How the level sampling process impacts zero-shot generalisation in deep reinforcement learning

A key limitation preventing the wider adoption of autonomous agents trained via deep reinforcement learning (RL) is their limited ability to generalise to new environments, even when these share similar characteristics with environments encountered during training. In this work, we investigate how a non-uniform sampling strategy of individual environment instances, or levels, affects the zero-shot generalisation (ZSG) ability of RL agents, considering two failure modes: overfitting and over-generalisation. As a first step, we measure the mutual information (MI) between the agent's internal representation and the set of training levels, which we find to be well-correlated to instance overfitting. In contrast to uniform sampling, adaptive sampling strategies prioritising levels based on their value loss are more effective at maintaining lower MI, which provides a novel theoretical justification for this class of techniques. We then turn our attention to unsupervised environment design (UED) methods, which adaptively generate new training levels and minimise MI more effectively than methods sampling from a fixed set. However, we find UED methods significantly shift the training distribution, resulting in over-generalisation and worse ZSG performance over the distribution of interest. To prevent both instance overfitting and over-generalisation, we introduce self-supervised environment design (SSED). SSED generates levels using a variational autoencoder, effectively reducing MI while minimising the shift with the distribution of interest, and leads to statistically significant improvements in ZSG over fixed-set level sampling strategies and UED methods.
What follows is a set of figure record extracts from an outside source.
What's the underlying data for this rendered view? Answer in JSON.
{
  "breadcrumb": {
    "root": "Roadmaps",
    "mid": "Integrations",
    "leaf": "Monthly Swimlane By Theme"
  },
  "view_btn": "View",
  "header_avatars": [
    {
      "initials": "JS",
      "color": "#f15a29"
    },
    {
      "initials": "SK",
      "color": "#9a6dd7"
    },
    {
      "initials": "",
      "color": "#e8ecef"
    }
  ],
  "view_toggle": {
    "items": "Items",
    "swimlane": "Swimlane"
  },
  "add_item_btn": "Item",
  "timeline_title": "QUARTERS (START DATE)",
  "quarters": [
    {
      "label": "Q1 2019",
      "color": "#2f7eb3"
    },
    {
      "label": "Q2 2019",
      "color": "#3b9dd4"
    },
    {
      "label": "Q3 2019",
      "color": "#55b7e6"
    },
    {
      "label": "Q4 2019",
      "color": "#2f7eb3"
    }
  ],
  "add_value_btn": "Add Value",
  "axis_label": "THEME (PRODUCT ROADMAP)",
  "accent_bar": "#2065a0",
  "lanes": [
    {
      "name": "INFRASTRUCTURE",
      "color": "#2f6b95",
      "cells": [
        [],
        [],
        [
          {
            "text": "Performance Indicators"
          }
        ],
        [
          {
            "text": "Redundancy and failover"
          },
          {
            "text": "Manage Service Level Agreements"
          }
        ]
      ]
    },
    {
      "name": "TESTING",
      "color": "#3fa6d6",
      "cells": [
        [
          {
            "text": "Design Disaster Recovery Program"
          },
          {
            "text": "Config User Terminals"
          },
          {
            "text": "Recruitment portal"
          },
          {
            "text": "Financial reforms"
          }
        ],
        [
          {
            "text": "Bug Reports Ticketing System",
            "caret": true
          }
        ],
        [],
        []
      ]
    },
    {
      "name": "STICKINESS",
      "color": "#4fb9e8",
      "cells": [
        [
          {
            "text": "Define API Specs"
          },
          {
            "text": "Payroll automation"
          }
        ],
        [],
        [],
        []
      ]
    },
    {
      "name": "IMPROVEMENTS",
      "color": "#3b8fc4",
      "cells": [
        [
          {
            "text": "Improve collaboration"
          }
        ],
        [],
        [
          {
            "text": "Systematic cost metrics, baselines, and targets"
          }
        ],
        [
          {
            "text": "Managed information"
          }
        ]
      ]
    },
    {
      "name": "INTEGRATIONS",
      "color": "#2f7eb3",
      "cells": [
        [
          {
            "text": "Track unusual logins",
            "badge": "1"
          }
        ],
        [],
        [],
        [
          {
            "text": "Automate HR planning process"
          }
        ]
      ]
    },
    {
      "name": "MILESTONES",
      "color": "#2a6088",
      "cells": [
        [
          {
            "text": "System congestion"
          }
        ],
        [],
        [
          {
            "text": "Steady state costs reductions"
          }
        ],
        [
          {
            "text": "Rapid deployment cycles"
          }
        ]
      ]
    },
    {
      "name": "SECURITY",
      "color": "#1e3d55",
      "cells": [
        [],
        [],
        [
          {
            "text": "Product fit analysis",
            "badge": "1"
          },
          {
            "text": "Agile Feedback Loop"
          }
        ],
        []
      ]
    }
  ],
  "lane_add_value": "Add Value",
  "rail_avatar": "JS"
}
翻译：深度强化学习训练出的自主智能体在新环境中泛化能力有限（即便这些环境与训练时遇到的环境具有相似特征），这是阻碍其更广泛应用的关键局限。本研究探讨了单个环境实例（即层级）的非均匀采样策略如何影响强化学习智能体的零样本泛化（ZSG）能力，重点考虑两种失效模式：过拟合与过泛化。作为第一步，我们测量了智能体内部表示与训练层级集合之间的互信息（MI），发现该指标与实例过拟合高度相关。与均匀采样相比，基于价值损失对层级进行优先级排序的自适应采样策略能更有效地维持较低的互信息值，这为此类技术提供了新的理论依据。继而我们关注无监督环境设计（UED）方法，该方法能够自适应生成新训练层级，并比从固定集合中采样的方法更有效地最小化互信息。然而我们发现UED方法会显著改变训练分布，导致过泛化并降低感兴趣分布上的ZSG性能。为同时防止实例过拟合和过泛化，我们提出自监督环境设计（SSED）。SSED利用变分自编码器生成层级，在有效降低互信息的同时最小化与感兴趣分布的偏移，相较于固定层级采样策略和UED方法，在ZSG性能上实现了统计显著的提升。